(A curva Elefante estilizada, Btanko Milanovic)
(Reflexões em
torno do facto da desigualdade ter passado a constar também dos desvios estruturais
das sociedades avançadas. Até
agora, o tema aparecia frequentemente como indicador da desarticulação económica
e social das economias mais pobres. Até que ponto a translação observada tem
implicações em matéria da perceção dessa desigualdade e da tolerância para com
a mesma?)
Um dos patronos
deste blogue, Albert O. Hirschman, foi dos primeiros a assinalar que a (in) tolerância
para com a desigualdade não tinha uma distribuição homogénea pelos países. Mas quando
Hirschman se focou nesse registo, estávamos num mundo em que a desigualdade da
distribuição do rendimento (e da riqueza como os trabalhos de Piketty vieram
mostrar) era apresentada como evidência da desarticulação estrutural das economias
em desenvolvimento, subdesenvolvidas ou mais pobres consoante a designação
adotada. Hoje, embora nas economias avançadas como os EUA e o Reino Unido os indicadores
de desigualdade ainda estejam longe dos valores de um Brasil ou de uma África
do Sul, a verdade é que a desigualdade teve uma translação para ocidente, pelo
menos do ponto de vista da sua variação.
Esta translação impacta
obviamente o estudo da tolerância para com a desigualdade e sobretudo uma variável
que anda associada a estas questões que é a perceção da mesma. O problema é que,
embora a desigualdade nunca tenha sido estudada, medida e investigação tão intensamente
como hoje, a população em geral não domina os indicadores básicos de desigualdade.

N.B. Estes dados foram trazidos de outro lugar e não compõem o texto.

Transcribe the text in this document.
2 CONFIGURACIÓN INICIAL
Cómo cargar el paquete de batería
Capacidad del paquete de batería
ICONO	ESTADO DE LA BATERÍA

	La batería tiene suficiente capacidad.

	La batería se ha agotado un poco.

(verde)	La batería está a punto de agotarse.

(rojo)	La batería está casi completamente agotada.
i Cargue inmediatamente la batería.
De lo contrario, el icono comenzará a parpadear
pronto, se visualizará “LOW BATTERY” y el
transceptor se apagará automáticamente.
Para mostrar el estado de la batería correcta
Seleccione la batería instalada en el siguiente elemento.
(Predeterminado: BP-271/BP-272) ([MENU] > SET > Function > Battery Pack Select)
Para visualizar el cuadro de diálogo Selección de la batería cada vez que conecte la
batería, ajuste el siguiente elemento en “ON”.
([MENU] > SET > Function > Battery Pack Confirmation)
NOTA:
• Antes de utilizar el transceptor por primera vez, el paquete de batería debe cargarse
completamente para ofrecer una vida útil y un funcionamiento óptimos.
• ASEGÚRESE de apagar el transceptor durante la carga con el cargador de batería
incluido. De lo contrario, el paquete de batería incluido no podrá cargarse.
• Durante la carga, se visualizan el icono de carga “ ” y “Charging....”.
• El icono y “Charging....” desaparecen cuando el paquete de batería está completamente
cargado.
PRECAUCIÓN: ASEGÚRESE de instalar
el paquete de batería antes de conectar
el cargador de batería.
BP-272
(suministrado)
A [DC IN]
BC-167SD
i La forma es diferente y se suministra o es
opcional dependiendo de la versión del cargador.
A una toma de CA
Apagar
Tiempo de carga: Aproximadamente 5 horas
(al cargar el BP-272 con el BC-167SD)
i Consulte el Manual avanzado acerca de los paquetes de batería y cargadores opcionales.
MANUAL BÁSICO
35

Entre a variação por mais intensa que seja para pior do coeficiente de Gini e a
perceção concreta dessa desigualdade por parte da população, mesmo da mais
penalizada vai uma longa distância.
O Economist fez
recentemente (link aqui) uma incursão sobre o tema focando-se na economia americana, sociedade
em que a ascensão de Trump ao poder agravou fortemente a questão da desigualdade,
a ponto da palavra plutocracia ser hoje vulgarmente utilizada para descrever a
captura direta do poder pelo topo da organização social. A situação americana
diferencia-se das restantes economias avançadas porque a desigualdade após impostos e transferências sociais é bastante mais elevada do que a observada
nas economias europeias. Assim, embora haja investigação empírica que mostre que
a perceção da dimensão do problema esteja insuficientemente generalizada na
economia americana, a verdade é que quando o conhecimento mais aprofundado sobre
a magnitude dos gaps de rendimento existe a desigualdade passa a ser percebida
como um problema grave. Isso contudo não significa que tal perceção conduza
necessariamente à validação política de políticas públicas mais interventivas
nessa correção. O que significa que, para além dos temas da perceção e da tolerância
para com a desigualdade, há um outro bem mais contexto-dependente. A reatividade
das sociedades à desigualdade percebida e, admitamo-lo, razoavelmente
dimensionada é ela própria desigual.
Porém, a translação do
tema das economias menos desenvolvidas para as avançadas suscita uma outra implicação.
Até agora, falámos sobretudo de perceção da desigualdade a nível de cada
sociedade. Mas quando passamos para a dimensão a nível mundial
os problemas são outros. Assim, por exemplo, pode perguntar-se até que ponto num
contexto em que, por exemplo, a perda das classes médias americanas coexiste
com a melhoria e ascensão de classes médias nas economias asiáticas, perceção e
reatividade não poderão influenciar-se mais ativamente. A campanha de Trump
jogou nessa armadilha, convencendo parte dos americanos a votar em políticas
que vão acabar por produzir efeitos diametralmente opostos, como temos vindo
neste espaço a mencionar.
Blanko Milanovic (link aqui), a quem
devemos os primeiros trabalhos sobre a desigualdade a nível mundial, interroga-se
até que ponto a translação para as sociedades avançadas,
acompanhada da perceção de perda face às classes sociais emergentes nas também
emergentes economias, tenderá a impactar a sua estabilidade social. Até agora,
EUA e Reino Unido, mostram que a reatividade favoreceu os populismos da pior
espécie. Mas não é inelutável que seja sempre assim.